Firstly, the government offices that Mr Kahui called upon to clarify the issue have already made known their views and advised that Hanaria can contest the 2014 NGE.
Advices from Electoral Commission and Attorney General’s Chambers were given out in April 2013.
If Mr Kahui is serious, he can collect copies from my office, Room 20, NPF Plaza, Honiara.
We have disseminated copies of the advices to East Are’ Are electorate, January 2014.
But even so, East Are ‘Are, people like Mr Kahui would not believe.
They are either stupid or smart, not to have heed the advices. The High Court, I am afraid does not give legal advice to the public.
Mr Kahui must not expect to hear from the High Court.
Secondly, Mr. Ha’apio brought an election petition against Mr Hanaria’s election in 2010, alleging election offences under the National Parliament Electoral Provisions Act (Cap 87) – NPEPA.

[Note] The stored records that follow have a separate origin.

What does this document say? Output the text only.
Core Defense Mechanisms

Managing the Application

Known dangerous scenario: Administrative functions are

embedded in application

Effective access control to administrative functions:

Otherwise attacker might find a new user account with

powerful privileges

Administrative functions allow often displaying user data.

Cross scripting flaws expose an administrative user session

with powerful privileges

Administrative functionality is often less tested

Ha’apio’s election petition (in a civil proceeding) was successful and Hanaria lost his parliamentary seat in December 2011.
Ha’apio’s petition was a civil proceeding seeking civil reliefs, one of which was for High Court to declare invalid Hanaria’s election victory.
Ha’apio succeeded and Hanaria’s election was declared invalid on 7/12/2011 under S.66 (1) of NPEPA.
In the judgment, the Court said “…the election of Andrew Hanaria Keniasina as a Member of Parliament for the constituency of East Are’ Are was not valid and that the said Andrew Hanaria Keniasina is not entitled to remain a member of Parliament”.
The petition against Hanaria was instigated by Ha’apio, invoking the High Court’s civil jurisdiction.
The state did not charge Hanaria for an election offense under NPEPA, invoking the High Court’s criminal jurisdiction.
The state did not instigate any “criminal proceedings” against Hanaria. The state did not secure a “conviction” for a “criminal charge” against Hanaria, for an election offense under the NPEPA.
And so, Hanaria’s eligibility to contest 2014 NGE, is not caught by Section 76 (a) and (b), that Mr Kahui made reference to.
Section 76 (a) (b) provided punishments for a successful criminal charge and conviction for election offense (s) under NPEPA – punishments been not eligible to be registered as a voter and not eligible to be elected at parliamentary elections for a period of 5 years from date of conviction.
But because Hanaria was not charged and convicted for any offense under NPEPA in December 2011, in a criminal proceeding, S.76 (a) and (b) of NPEPA, does not apply to prohibit Hanaria from being registered as a voter and from contesting at a NGE for a period of 5 years, from December 2011.
In support of my contention, Hanaria is already registered as a voter, at Rara, Ward 20, East Are ‘ Are (Provisional Voters List 2014).
We are not aware of any objection made by any person in East Are’Are, against Hanaria been registered as a voter, during the “objection and omission” period, on the basis of Section 76 (a) of NPEPA.
It follows therefore that Hanaria is eligible to contest the 2014 NGE and not caught under Section 76 (b).
Both punishments in Sections 76 (a) and (b) are inseparable, because of the use of the word “and”.
Now that no objection was made, Hanaria’s name as per the provisional voters list 2014, remain valid.
He will now vote at 2014 NGE. He will now also be eligible to contest the 2014 NGE. That is to say Hanaria’s eligibility to contest the 2014 NGE, is not caught by the criminal punishments provided for a criminal charge and conviction under S.76 (a) and (b), of NPEPA.
The reason been Hanaria was not charged and convicted of a criminal offense under NPEPA, in a criminal proceeding.
I suppose Mr Kahui is a retired police officer, and I suppose he can distinguish between what is a “civil proceeding” and what is a “criminal proceeding” under NPEPA, or in law generally.